Erasure poetry, the most common form of which is also called blackout poetry, is a poetic form in which a poet blacks out or in some way erases words from a preexisting source to create new poems.
Erasure poetry comes in several forms other than blackout poetry. Poet Erin Dorney identified six styles of erasure poetry: blackout; crossout, crossing out words to create a new poem; computer, using computer software to add or remove lines; cut out, using a knife to cut words out of paper; covered up, covering up the original text with another material (paper, sand, rice, etc.); and retyped, retyping the original text to make it look like a conventional, traditional poem, leaving space where the original text used to be.

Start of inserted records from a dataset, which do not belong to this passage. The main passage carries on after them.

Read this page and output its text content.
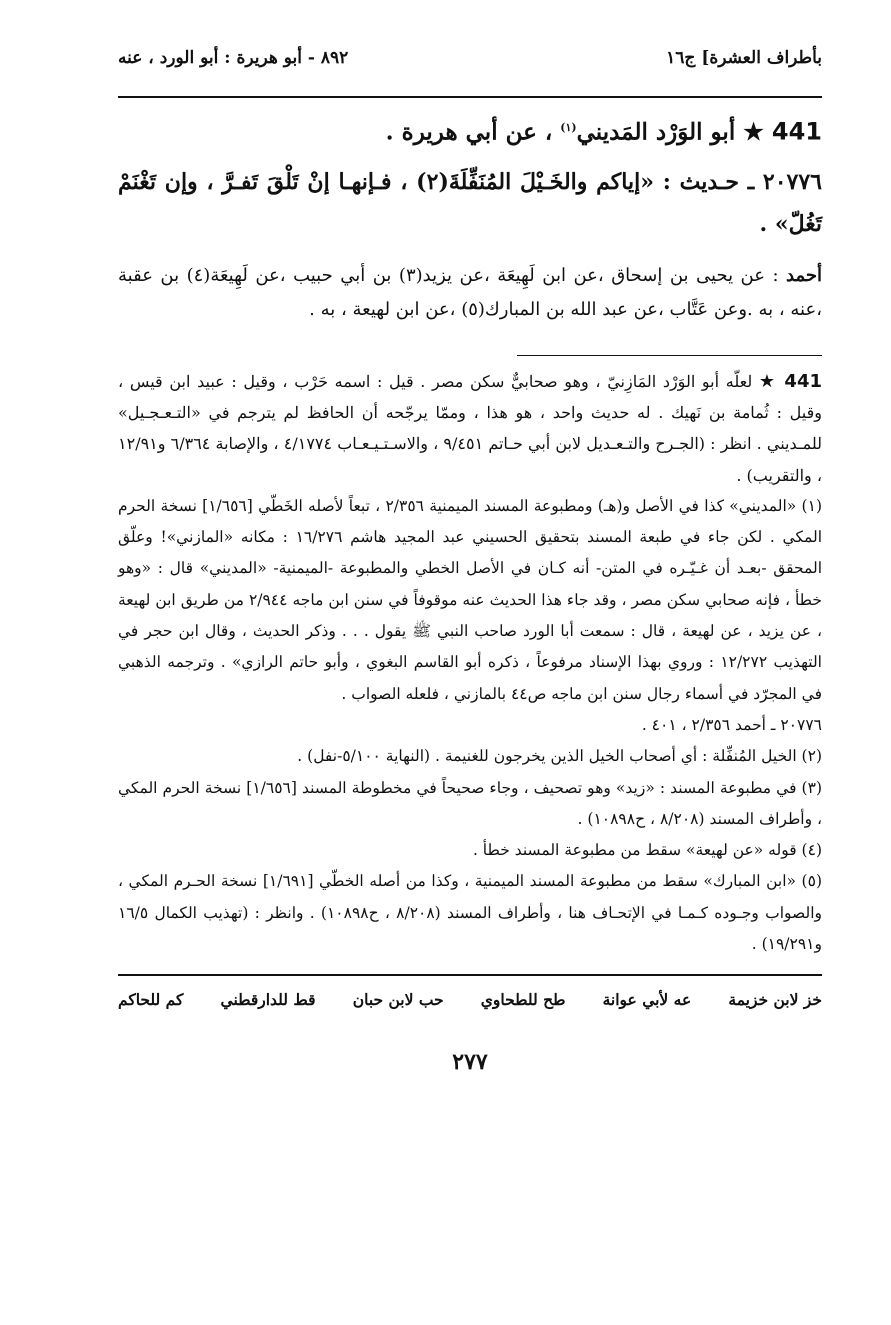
بأطراف العشرة] ج١٦
٨٩٢ - أبو هريرة : أبو الورد ، عنه
441 ★ أبو الوَرْد المَديني$^{(١)}$ ، عن أبي هريرة .
٢٠٧٧٦ ـ حـديث : «إياكم والخَـيْلَ المُنَفِّلَةَ(٢) ، فـإنهـا إنْ تَلْقَ تَفـرَّ ، وإن تَغْنَمْ تَغُلّ» .
أحمد : عن يحيى بن إسحاق ،عن ابن لَهِيعَة ،عن يزيد(٣) بن أبي حبيب ،عن لَهِيعَة(٤) بن عقبة ،عنه ، به .وعن عَتَّاب ،عن عبد الله بن المبارك(٥) ،عن ابن لهيعة ، به .

441 ★ لعلّه أبو الوَرْد المَازِنيّ ، وهو صحابيٌّ سكن مصر . قيل : اسمه حَرْب ، وقيل : عبيد ابن قيس ، وقيل : ثُمامة بن نَهيك . له حديث واحد ، هو هذا ، وممّا يرجّحه أن الحافظ لم يترجم في «التـعـجـيل» للمـديني . انظر : (الجـرح والتـعـديل لابن أبي حـاتم ٩/٤٥١ ، والاسـتـيـعـاب ٤/١٧٧٤ ، والإصابة ٦/٣٦٤ و١٢/٩١ ، والتقريب) .

(١) «المديني» كذا في الأصل و(هـ) ومطبوعة المسند الميمنية ٢/٣٥٦ ، تبعاً لأصله الخَطّي [١/٦٥٦] نسخة الحرم المكي . لكن جاء في طبعة المسند بتحقيق الحسيني عبد المجيد هاشم ١٦/٢٧٦ : مكانه «المازني»! وعلّق المحقق -بعـد أن غـيّـره في المتن- أنه كـان في الأصل الخطي والمطبوعة -الميمنية- «المديني» قال : «وهو خطأ ، فإنه صحابي سكن مصر ، وقد جاء هذا الحديث عنه موقوفاً في سنن ابن ماجه ٢/٩٤٤ من طريق ابن لهيعة ، عن يزيد ، عن لهيعة ، قال : سمعت أبا الورد صاحب النبي ﷺ يقول . . . وذكر الحديث ، وقال ابن حجر في التهذيب ١٢/٢٧٢ : وروي بهذا الإسناد مرفوعاً ، ذكره أبو القاسم البغوي ، وأبو حاتم الرازي» . وترجمه الذهبي في المجرّد في أسماء رجال سنن ابن ماجه ص٤٤ بالمازني ، فلعله الصواب .

٢٠٧٧٦ ـ أحمد ٢/٣٥٦ ، ٤٠١ .

(٢) الخيل المُنفِّلة : أي أصحاب الخيل الذين يخرجون للغنيمة . (النهاية ٥/١٠٠-نفل) .

(٣) في مطبوعة المسند : «زيد» وهو تصحيف ، وجاء صحيحاً في مخطوطة المسند [١/٦٥٦] نسخة الحرم المكي ، وأطراف المسند (٨/٢٠٨ ، ح١٠٨٩٨) .

(٤) قوله «عن لهيعة» سقط من مطبوعة المسند خطأ .

(٥) «ابن المبارك» سقط من مطبوعة المسند الميمنية ، وكذا من أصله الخطّي [١/٦٩١] نسخة الحـرم المكي ، والصواب وجـوده كـمـا في الإتحـاف هنا ، وأطراف المسند (٨/٢٠٨ ، ح١٠٨٩٨) . وانظر : (تهذيب الكمال ١٦/٥ و١٩/٢٩١) .

خز لابن خزيمة
عه لأبي عوانة
طح للطحاوي
حب لابن حبان
قط للدارقطني
كم للحاكم
٢٧٧
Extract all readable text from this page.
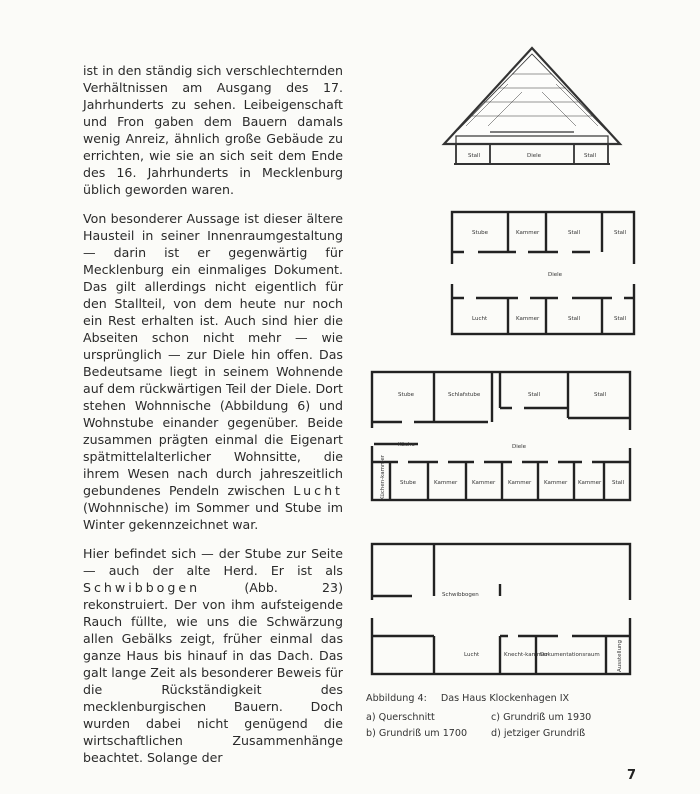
ist in den ständig sich verschlechternden Verhältnissen am Ausgang des 17. Jahrhunderts zu sehen. Leibeigenschaft und Fron gaben dem Bauern damals wenig Anreiz, ähnlich große Gebäude zu errichten, wie sie an sich seit dem Ende des 16. Jahrhunderts in Mecklenburg üblich geworden waren.

Von besonderer Aussage ist dieser ältere Hausteil in seiner Innenraumgestaltung — darin ist er gegenwärtig für Mecklenburg ein einmaliges Dokument. Das gilt allerdings nicht eigentlich für den Stallteil, von dem heute nur noch ein Rest erhalten ist. Auch sind hier die Abseiten schon nicht mehr — wie ursprünglich — zur Diele hin offen. Das Bedeutsame liegt in seinem Wohnende auf dem rückwärtigen Teil der Diele. Dort stehen Wohnnische (Abbildung 6) und Wohnstube einander gegenüber. Beide zusammen prägten einmal die Eigenart spätmittelalterlicher Wohnsitte, die ihrem Wesen nach durch jahreszeitlich gebundenes Pendeln zwischen Lucht (Wohnnische) im Sommer und Stube im Winter gekennzeichnet war.

Hier befindet sich — der Stube zur Seite — auch der alte Herd. Er ist als Schwibbogen	(Abb. 23) rekonstruiert. Der von ihm aufsteigende Rauch füllte, wie uns die Schwärzung allen Gebälks zeigt, früher einmal das ganze Haus bis hinauf in das Dach. Das galt lange Zeit als besonderer Beweis für die Rückständigkeit des mecklenburgischen Bauern. Doch wurden dabei nicht genügend die wirtschaftlichen Zusammenhänge beachtet. Solange der

Stall	Diele	Stall
Stube	Kammer	Stall	Stall
Diele
Lucht	Kammer	Stall	Stall
Stube	Schlafstube	Stall	Stall
Küche	Diele
Küchen-kammer	Stube	Kammer	Kammer Kammer Kammer Kammer Stall
Schwibbogen
Lucht	Knecht-kammer
Dokumentationsraum	Ausstellung
Abbildung 4: Das Haus Klockenhagen IX
a) Querschnitt	c) Grundriß um 1930
b) Grundriß um 1700	d) jetziger Grundriß
7
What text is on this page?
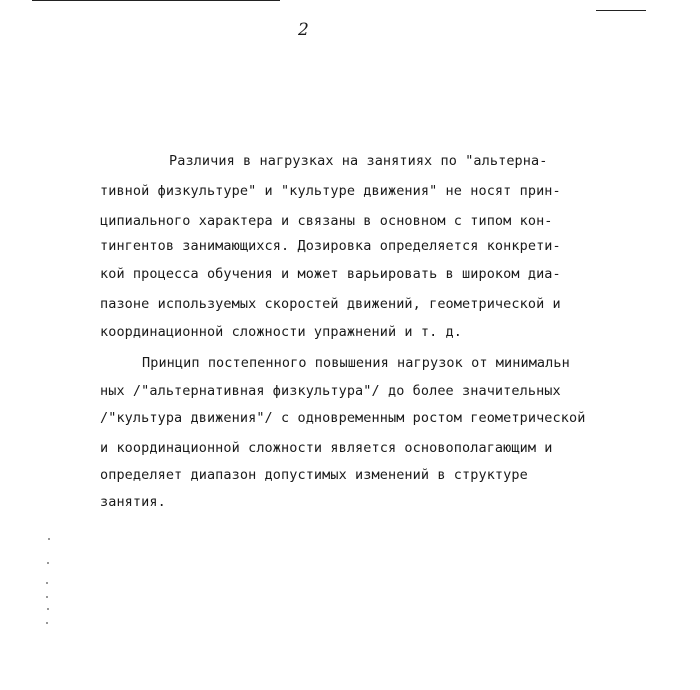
2
Различия в нагрузках на занятиях по "альтерна-
тивной физкультуре" и "культуре движения" не носят прин-
ципиального характера и связаны в основном с типом кон-
тингентов занимающихся. Дозировка определяется конкрети-
кой процесса обучения и может варьировать в широком диа-
пазоне используемых скоростей движений, геометрической и
координационной сложности упражнений и т. д.
Принцип постепенного повышения нагрузок от минимальн
ных /"альтернативная физкультура"/ до более значительных
/"культура движения"/ с одновременным ростом геометрической
и координационной сложности является основополагающим и
определяет диапазон допустимых изменений в структуре
занятия.
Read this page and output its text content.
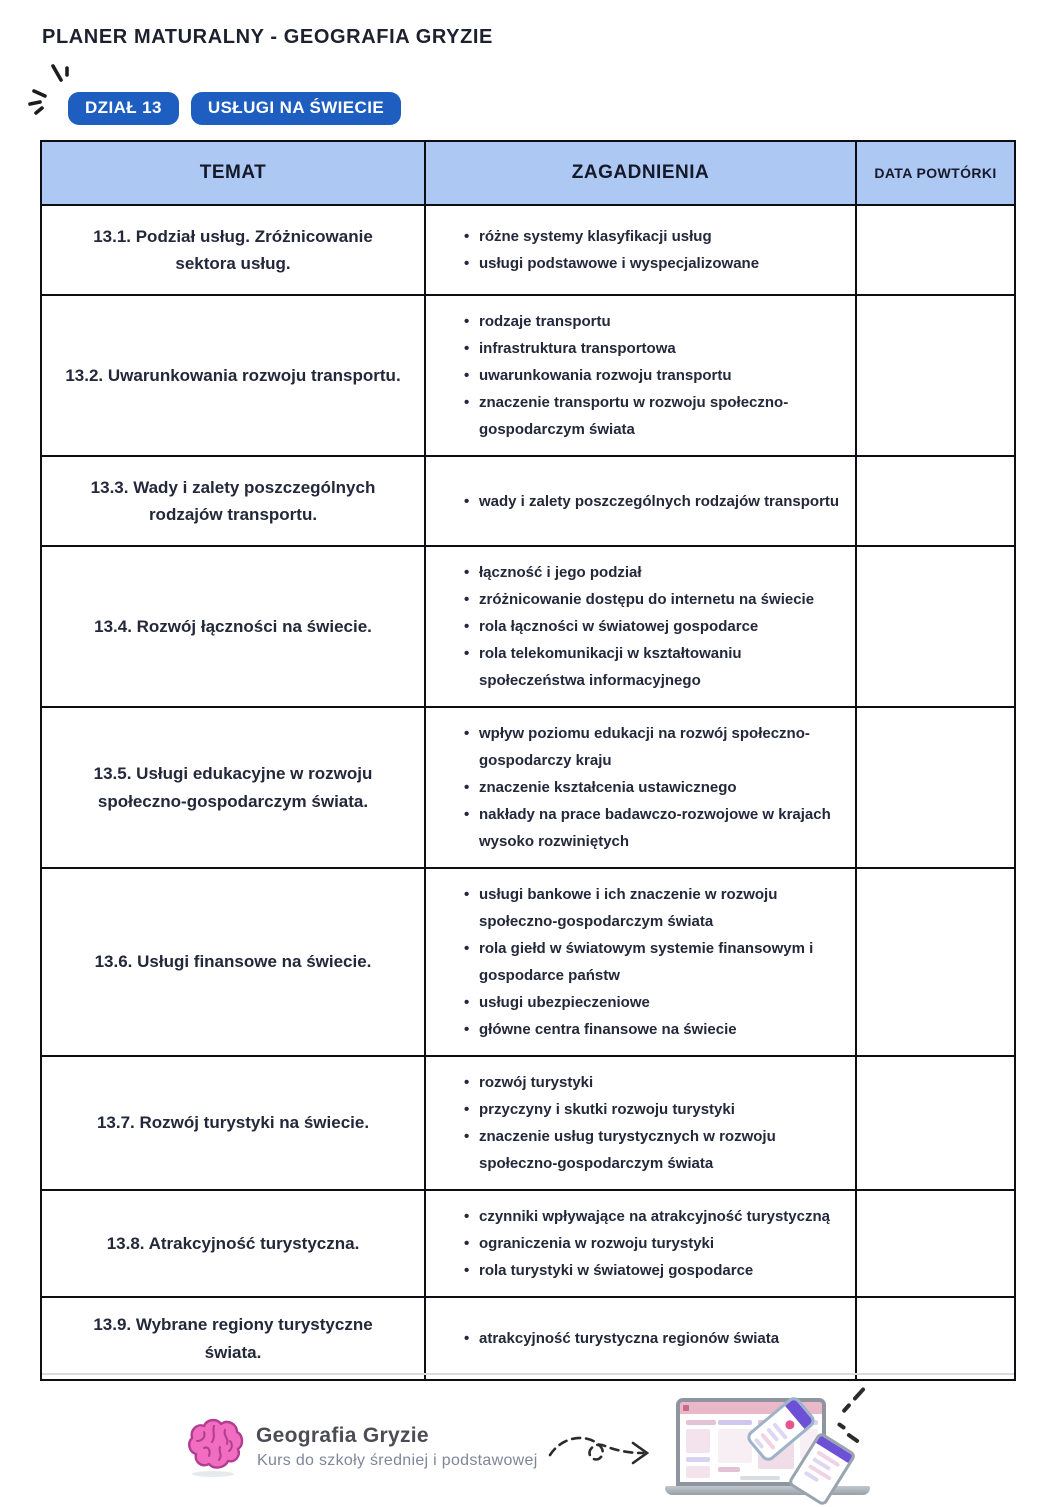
PLANER MATURALNY - GEOGRAFIA GRYZIE
DZIAŁ 13	USŁUGI NA ŚWIECIE
TEMAT	ZAGADNIENIA	DATA POWTÓRKI
13.1. Podział usług. Zróżnicowanie sektora usług.	
• różne systemy klasyfikacji usług
• usługi podstawowe i wyspecjalizowane

13.2. Uwarunkowania rozwoju transportu.	
• rodzaje transportu
• infrastruktura transportowa
• uwarunkowania rozwoju transportu
• znaczenie transportu w rozwoju społeczno-gospodarczym świata

13.3. Wady i zalety poszczególnych rodzajów transportu.	
• wady i zalety poszczególnych rodzajów transportu

13.4. Rozwój łączności na świecie.	
• łączność i jego podział
• zróżnicowanie dostępu do internetu na świecie
• rola łączności w światowej gospodarce
• rola telekomunikacji w kształtowaniu społeczeństwa informacyjnego

13.5. Usługi edukacyjne w rozwoju społeczno-gospodarczym świata.	
• wpływ poziomu edukacji na rozwój społeczno-gospodarczy kraju
• znaczenie kształcenia ustawicznego
• nakłady na prace badawczo-rozwojowe w krajach wysoko rozwiniętych

13.6. Usługi finansowe na świecie.	
• usługi bankowe i ich znaczenie w rozwoju społeczno-gospodarczym świata
• rola giełd w światowym systemie finansowym i gospodarce państw
• usługi ubezpieczeniowe
• główne centra finansowe na świecie

13.7. Rozwój turystyki na świecie.	
• rozwój turystyki
• przyczyny i skutki rozwoju turystyki
• znaczenie usług turystycznych w rozwoju społeczno-gospodarczym świata

13.8. Atrakcyjność turystyczna.	
• czynniki wpływające na atrakcyjność turystyczną
• ograniczenia w rozwoju turystyki
• rola turystyki w światowej gospodarce

13.9. Wybrane regiony turystyczne świata.	
• atrakcyjność turystyczna regionów świata

Geografia Gryzie
Kurs do szkoły średniej i podstawowej
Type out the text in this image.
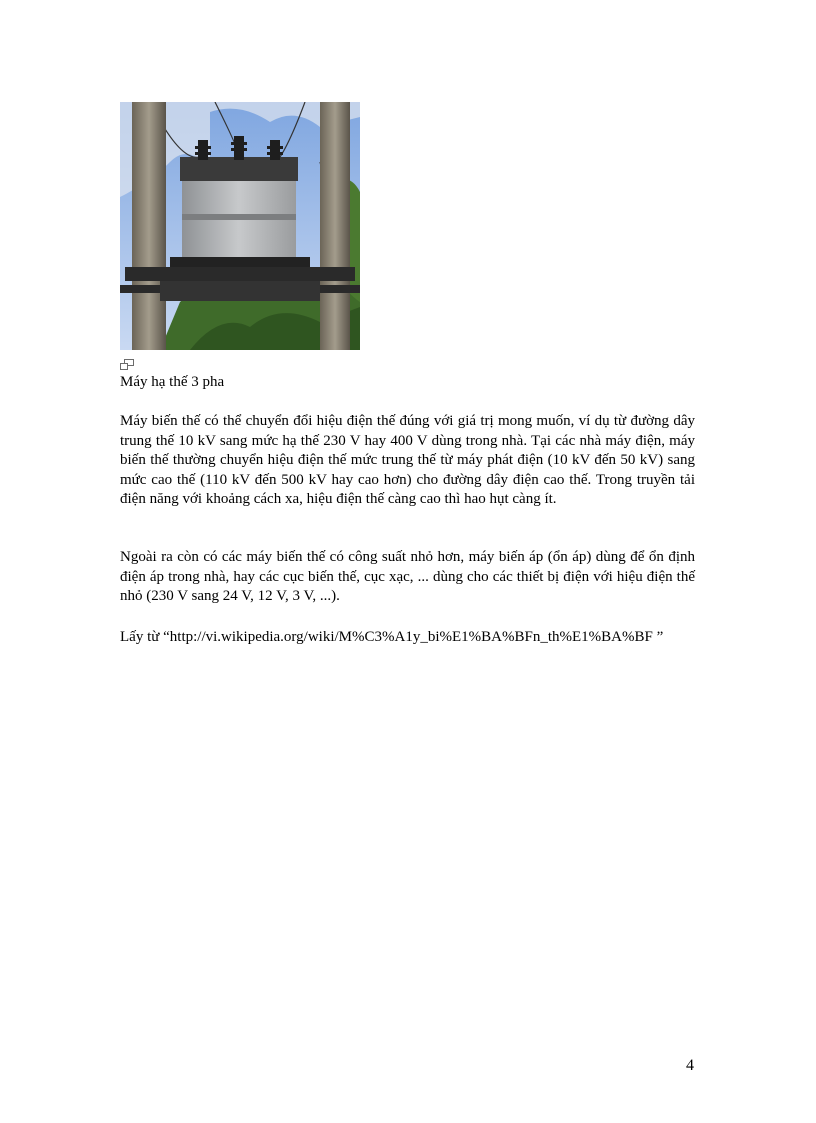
Máy hạ thế 3 pha
Máy biến thế có thể chuyển đổi hiệu điện thế đúng với giá trị mong muốn, ví dụ từ đường dây trung thế 10 kV sang mức hạ thế 230 V hay 400 V dùng trong nhà. Tại các nhà máy điện, máy biến thế thường chuyển hiệu điện thế mức trung thế từ máy phát điện (10 kV đến 50 kV) sang mức cao thế (110 kV đến 500 kV hay cao hơn) cho đường dây điện cao thế. Trong truyền tải điện năng với khoảng cách xa, hiệu điện thế càng cao thì hao hụt càng ít.
Ngoài ra còn có các máy biến thế có công suất nhỏ hơn, máy biến áp (ổn áp) dùng để ổn định điện áp trong nhà, hay các cục biến thế, cục xạc, ... dùng cho các thiết bị điện với hiệu điện thế nhỏ (230 V sang 24 V, 12 V, 3 V, ...).
Lấy từ “http://vi.wikipedia.org/wiki/M%C3%A1y_bi%E1%BA%BFn_th%E1%BA%BF ”
4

An early appearance of erasure poetry was in 1965 when artist and poet Doris Cross created “Dictionary Columns,” in which she used painting and drawings on a dictionary to create poems. Other examples of erasure poetry include “Freeland: An Erasure” by Leigh Sugar; renowned poet Tracy K. Smith’s poems “Declaration,” which stems from the Declaration of Independence, and “The Greatest Personal Privation,” from notes and letters about slaveholding; and M. NourbeSe Philip’s Zong!, which uses court documents about the 18th-century slave ship that threw more than 120 enslaved Africans overboard in order to collect insurance money.